R/02 · Warehouse import
BIM / IFC pipeline
Current warehouse imports come through ezdxf (DXF/CAD). The roadmap is a Revit IFC pipeline so the sim floor matches the real floor down to rack-frame tolerances without a manual conversion step.
R/03 · Localisation
EKF primary fusion + ENU canonicalisation
AMCL is wired in as a confidence fallback today and graph matching is primary. Promoting an EKF that fuses wheel odometry, IMU, and LiDAR-AMCL corrections into a single ENU-normalised pose with quaternion-only rotation is the next localisation milestone - one canonical frame across every vendor.
R/04 · Replay
Hash-chained tamper-evident traces
The current ReplayEngine queries InfluxDB time-series for any historical session via `/api/replay/sessions`, `/snapshot`, `/timeline`. The next iteration adds SHA-256 hash-chained binary traces so a recorded session can be replayed deterministically through the binary and proven untampered for safety-case reviews.
R/05 · API contracts
Idempotency keys on every state-mutating endpoint
Idempotent allocation, release, and reuse already exist on the resource layer. Extending idempotency keys to every state-mutating endpoint (and every webhook callback) is the planned hardening pass.
R/06 · Industrial bridges
OPC UA · ISO 3691-4 · MPC trajectories
OPC UA bridge for industrial control integration, ISO 3691-4 conformance documentation, and replacing the P-controller MotionController with an MPC-based trajectory optimiser are tracked in the strategic product roadmap.
R/07 · Edge resilience
Full offline mode on the C++ FMS
When the cloud link drops, the C++ Fleet Core continues to orchestrate locally. The roadmap closes the gaps - local persistence of WES order state, deferred replication, and reconciliation on reconnect - to minimise throughput loss during a long outage.
R/08 · LLM integration
Natural-language warehouse design + ops queries
A planned LLM layer that turns plain-language briefs ('add 12 mecanum AGVs, 4 pick stations, 80 racks') into a fully simulated warehouse, and lets operators ask 'why is bay 7 congested?' against the live MAPF + InfluxDB telemetry.
[ I ] · Design scenarios
Three workloads the binary is designed to handle. Simulated, not yet customer-deployed.
U/01
E-commerce fulfilment centre — order-to-dispatch in under 6 minutes.
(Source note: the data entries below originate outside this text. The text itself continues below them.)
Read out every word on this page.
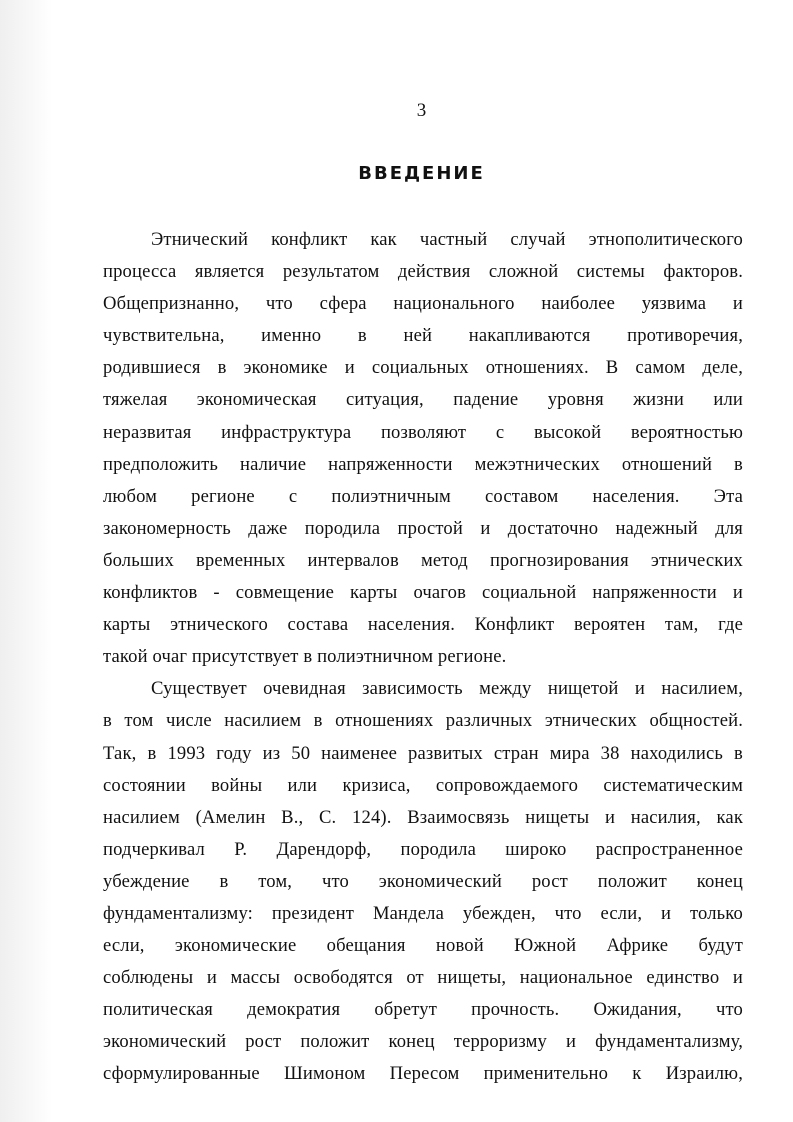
3
ВВЕДЕНИЕ

Этнический конфликт как частный случай этнополитического
процесса является результатом действия сложной системы факторов.
Общепризнанно, что сфера национального наиболее уязвима и
чувствительна, именно в ней накапливаются противоречия,
родившиеся в экономике и социальных отношениях. В самом деле,
тяжелая экономическая ситуация, падение уровня жизни или
неразвитая инфраструктура позволяют с высокой вероятностью
предположить наличие напряженности межэтнических отношений в
любом регионе с полиэтничным составом населения. Эта
закономерность даже породила простой и достаточно надежный для
больших временных интервалов метод прогнозирования этнических
конфликтов - совмещение карты очагов социальной напряженности и
карты этнического состава населения. Конфликт вероятен там, где
такой очаг присутствует в полиэтничном регионе.

Существует очевидная зависимость между нищетой и насилием,
в том числе насилием в отношениях различных этнических общностей.
Так, в 1993 году из 50 наименее развитых стран мира 38 находились в
состоянии войны или кризиса, сопровождаемого систематическим
насилием (Амелин В., С. 124). Взаимосвязь нищеты и насилия, как
подчеркивал Р. Дарендорф, породила широко распространенное
убеждение в том, что экономический рост положит конец
фундаментализму: президент Мандела убежден, что если, и только
если, экономические обещания новой Южной Африке будут
соблюдены и массы освободятся от нищеты, национальное единство и
политическая демократия обретут прочность. Ожидания, что
экономический рост положит конец терроризму и фундаментализму,
сформулированные Шимоном Пересом применительно к Израилю,
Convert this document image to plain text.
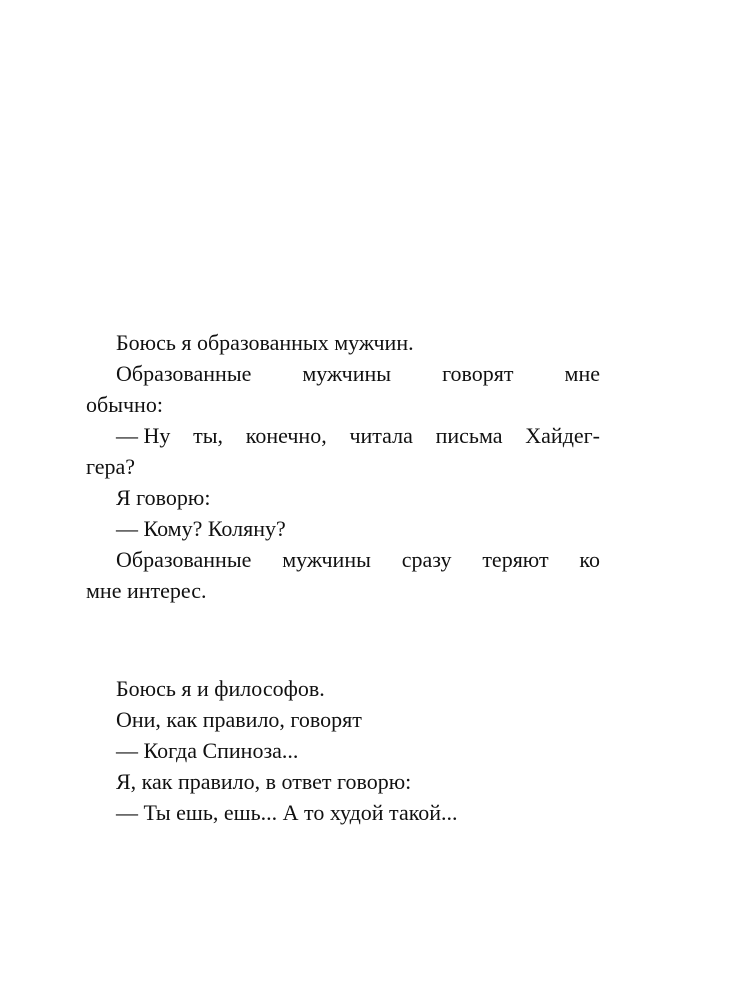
Боюсь я образованных мужчин.
Образованные мужчины говорят мне
обычно:
— Ну ты, конечно, читала письма Хайдег-
гера?
Я говорю:
— Кому? Коляну?
Образованные мужчины сразу теряют ко
мне интерес.
Боюсь я и философов.
Они, как правило, говорят
— Когда Спиноза...
Я, как правило, в ответ говорю:
— Ты ешь, ешь... А то худой такой...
Design scenario, exercised in the simulator. Inbound order → routed to the nearest AGV pool → planner pulls from the warehouse graph → robot retrieves tote from ASRS → delivers to pick station → human picks → confirmation triggers dispatch label. The simulator coordinates 40+ robots concurrently in a 9,500-square-metre virtual site. No live customer site yet.
U/02
Cold storage — coordinated lift stacking under temperature constraints.
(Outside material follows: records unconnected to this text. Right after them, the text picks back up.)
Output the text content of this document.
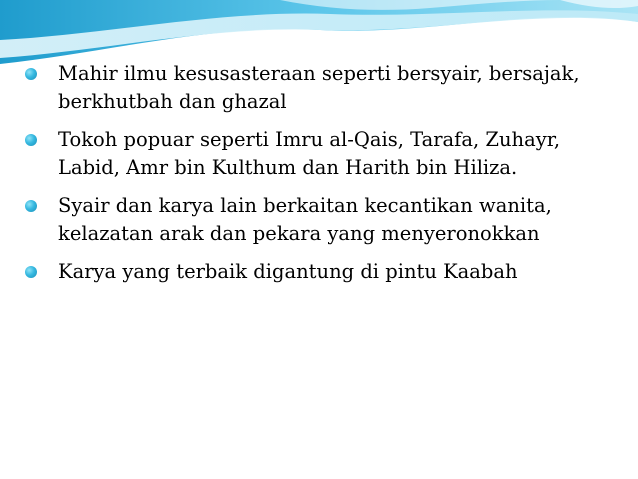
Mahir ilmu kesusasteraan seperti bersyair, bersajak, berkhutbah dan ghazal
Tokoh popuar seperti Imru al-Qais, Tarafa, Zuhayr, Labid, Amr bin Kulthum dan Harith bin Hiliza.
Syair dan karya lain berkaitan kecantikan wanita, kelazatan arak dan pekara yang menyeronokkan
Karya yang terbaik digantung di pintu Kaabah
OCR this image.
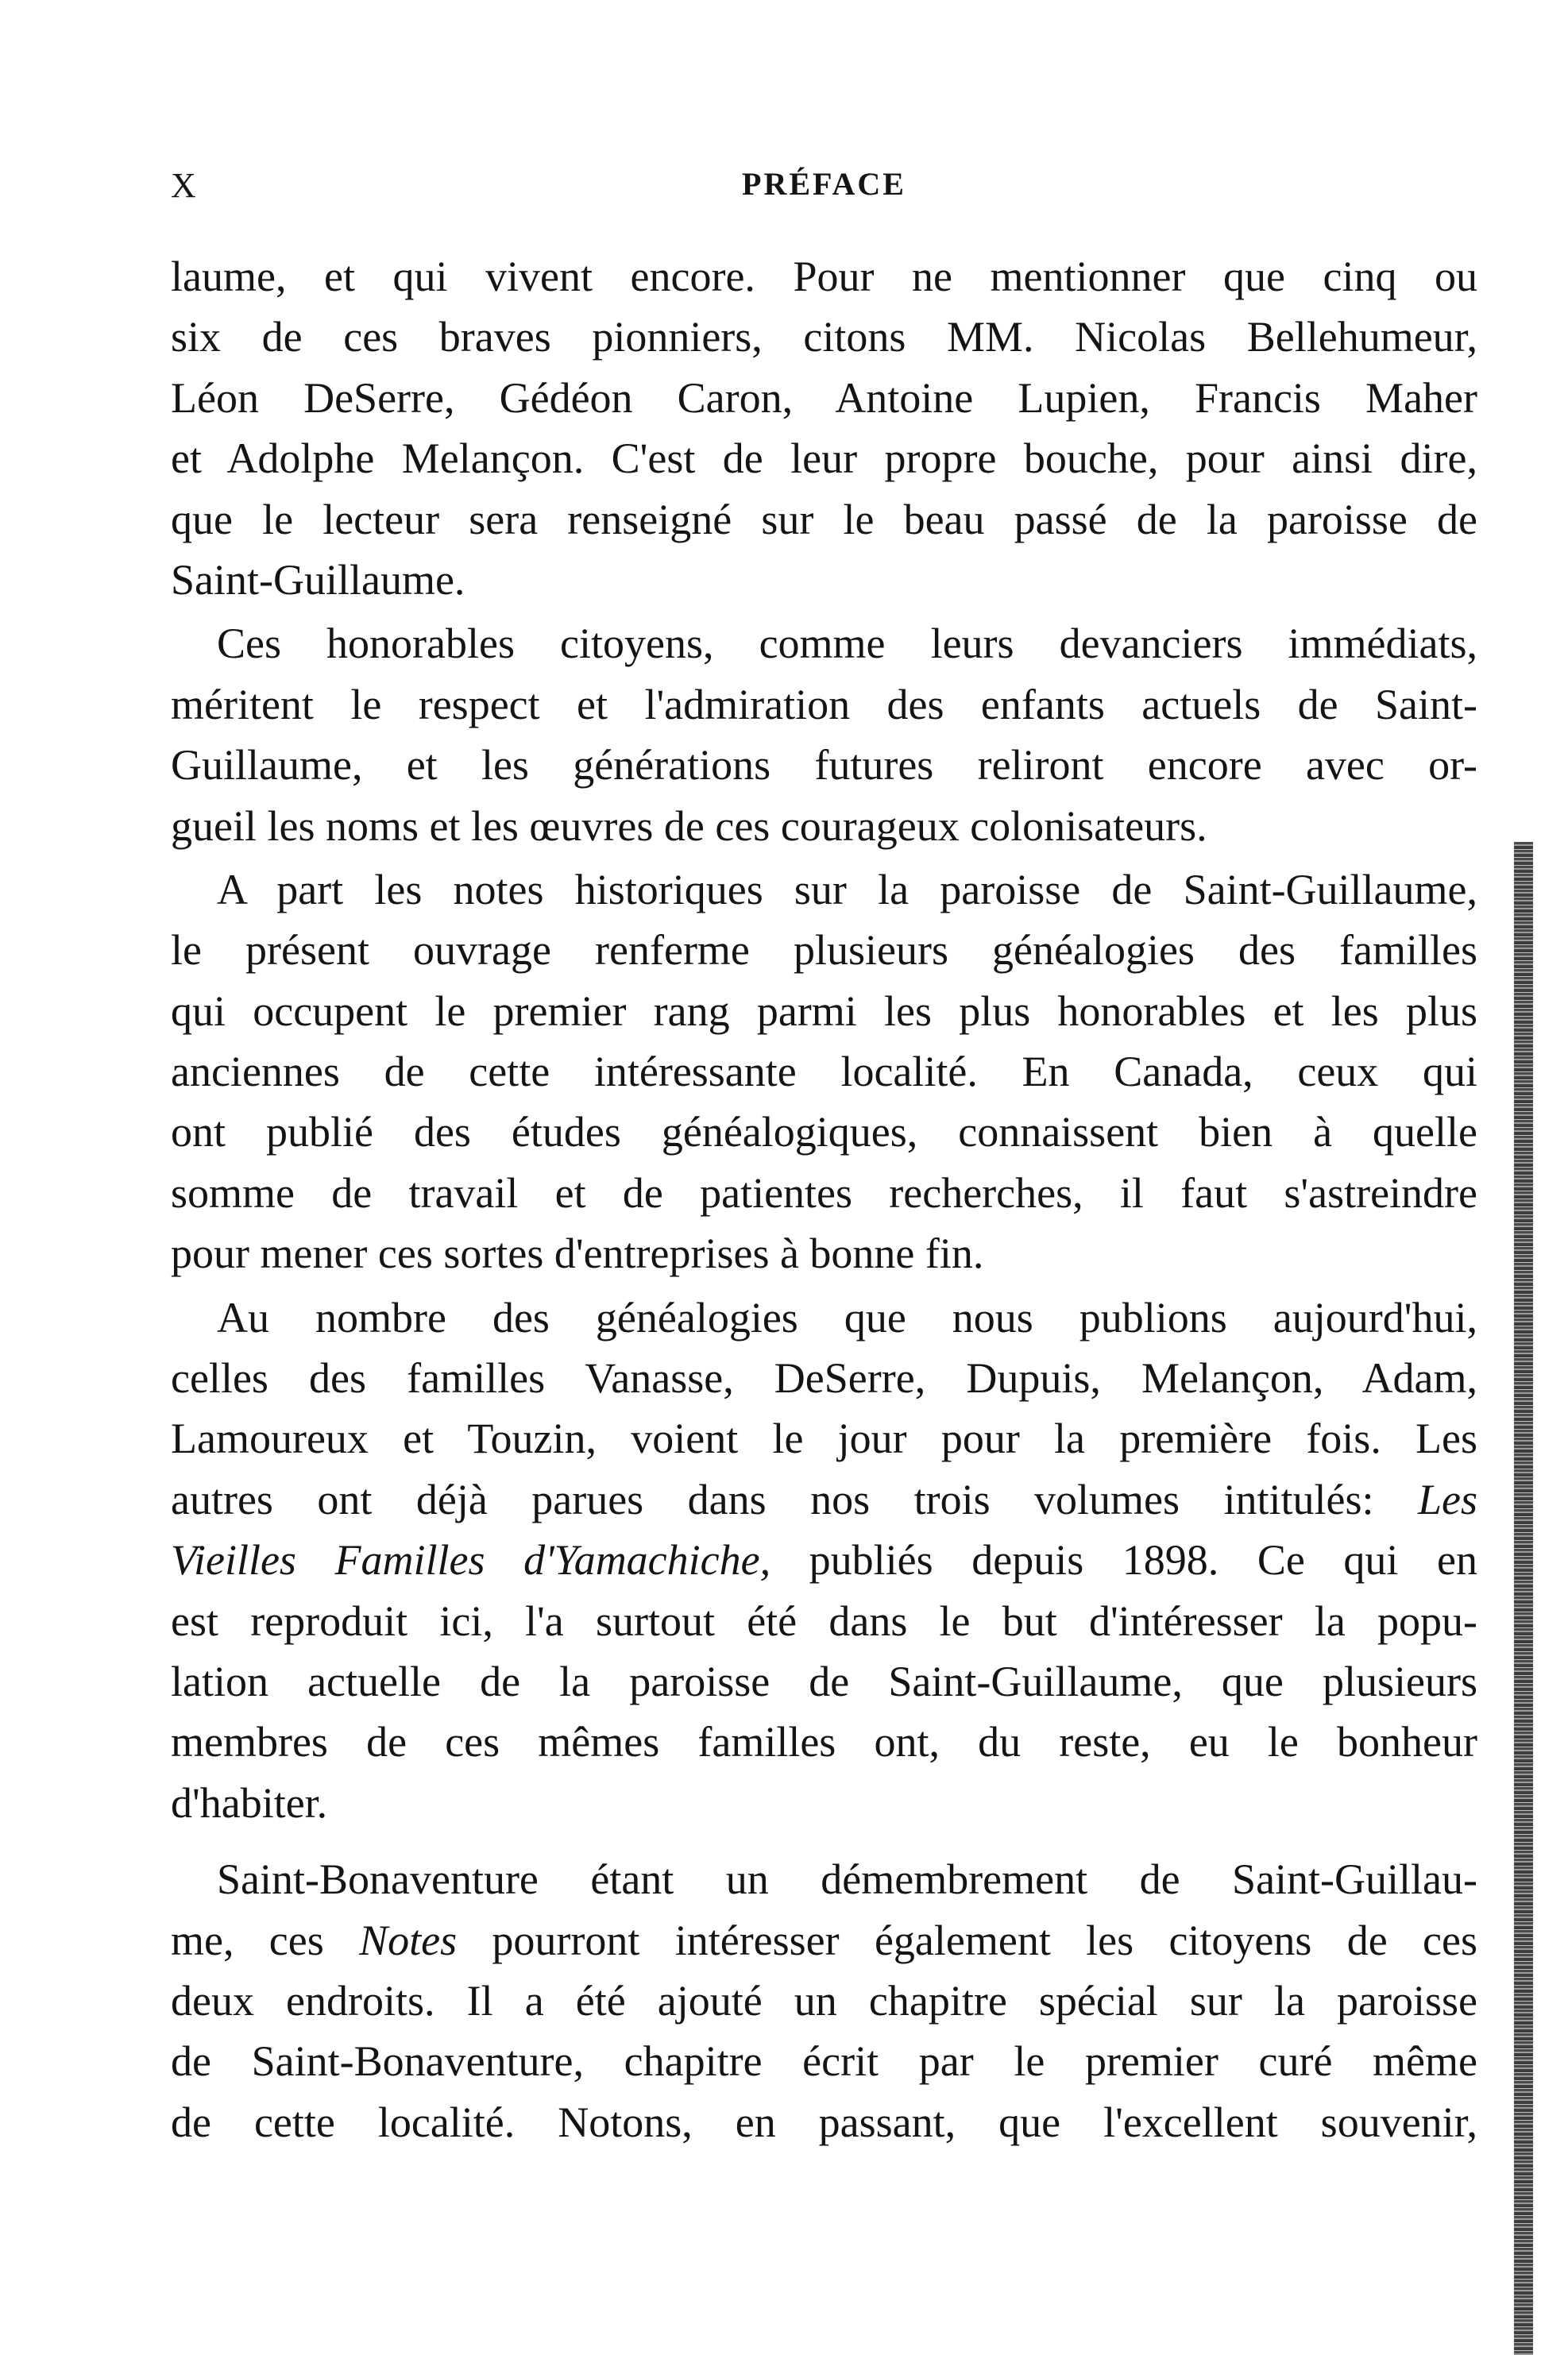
X	PRÉFACE
laume, et qui vivent encore. Pour ne mentionner que cinq ou
six de ces braves pionniers, citons MM. Nicolas Bellehumeur,
Léon DeSerre, Gédéon Caron, Antoine Lupien, Francis Maher
et Adolphe Melançon. C'est de leur propre bouche, pour ainsi dire,
que le lecteur sera renseigné sur le beau passé de la paroisse de
Saint-Guillaume.
Ces honorables citoyens, comme leurs devanciers immédiats,
méritent le respect et l'admiration des enfants actuels de Saint-
Guillaume, et les générations futures reliront encore avec or-
gueil les noms et les œuvres de ces courageux colonisateurs.
A part les notes historiques sur la paroisse de Saint-Guillaume,
le présent ouvrage renferme plusieurs généalogies des familles
qui occupent le premier rang parmi les plus honorables et les plus
anciennes de cette intéressante localité. En Canada, ceux qui
ont publié des études généalogiques, connaissent bien à quelle
somme de travail et de patientes recherches, il faut s'astreindre
pour mener ces sortes d'entreprises à bonne fin.
Au nombre des généalogies que nous publions aujourd'hui,
celles des familles Vanasse, DeSerre, Dupuis, Melançon, Adam,
Lamoureux et Touzin, voient le jour pour la première fois. Les
autres ont déjà parues dans nos trois volumes intitulés: Les
Vieilles Familles d'Yamachiche, publiés depuis 1898. Ce qui en
est reproduit ici, l'a surtout été dans le but d'intéresser la popu-
lation actuelle de la paroisse de Saint-Guillaume, que plusieurs
membres de ces mêmes familles ont, du reste, eu le bonheur
d'habiter.
Saint-Bonaventure étant un démembrement de Saint-Guillau-
me, ces Notes pourront intéresser également les citoyens de ces
deux endroits. Il a été ajouté un chapitre spécial sur la paroisse
de Saint-Bonaventure, chapitre écrit par le premier curé même
de cette localité. Notons, en passant, que l'excellent souvenir,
Design scenario. Lifter robots stack pallets up to 11 metres in −22 °C operating windows. The control core adapts trajectory profiles for thermal contraction tolerances and schedules charge cycles around defrost windows to reduce the chance of stalls during a thaw. Simulated only; no cold-storage customer yet.
U/03
Mixed-fleet retrofit — AGV vendor migration without downtime.
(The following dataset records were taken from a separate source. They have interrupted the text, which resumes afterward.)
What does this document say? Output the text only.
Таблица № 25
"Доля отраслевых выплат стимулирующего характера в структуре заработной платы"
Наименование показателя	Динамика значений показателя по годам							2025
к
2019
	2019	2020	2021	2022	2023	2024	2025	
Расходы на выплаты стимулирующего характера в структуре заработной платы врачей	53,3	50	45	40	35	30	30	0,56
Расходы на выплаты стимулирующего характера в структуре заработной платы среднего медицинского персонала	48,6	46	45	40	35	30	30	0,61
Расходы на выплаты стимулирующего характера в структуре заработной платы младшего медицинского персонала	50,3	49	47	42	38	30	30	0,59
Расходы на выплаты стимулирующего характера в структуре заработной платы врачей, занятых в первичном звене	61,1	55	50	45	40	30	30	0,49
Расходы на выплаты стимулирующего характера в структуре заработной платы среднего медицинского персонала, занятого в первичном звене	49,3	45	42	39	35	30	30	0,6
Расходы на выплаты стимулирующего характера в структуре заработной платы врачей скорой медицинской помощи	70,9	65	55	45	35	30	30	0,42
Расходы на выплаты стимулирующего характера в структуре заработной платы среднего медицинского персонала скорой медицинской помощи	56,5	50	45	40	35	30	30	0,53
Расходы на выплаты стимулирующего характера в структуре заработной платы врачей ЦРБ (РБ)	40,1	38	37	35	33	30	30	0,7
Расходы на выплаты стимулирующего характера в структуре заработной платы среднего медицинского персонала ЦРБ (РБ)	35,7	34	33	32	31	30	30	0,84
Design scenario. A 3PL operator migrating from a legacy AGV vendor would run both fleets in parallel; the same binary speaks VDA5050 to both, so the floor team would not need to track which vendor is moving which pallet. Modelled in the simulator; not yet executed against a customer site.
Argument · WRIE
The sim and the real are not two systems.
They are one binary with two backends.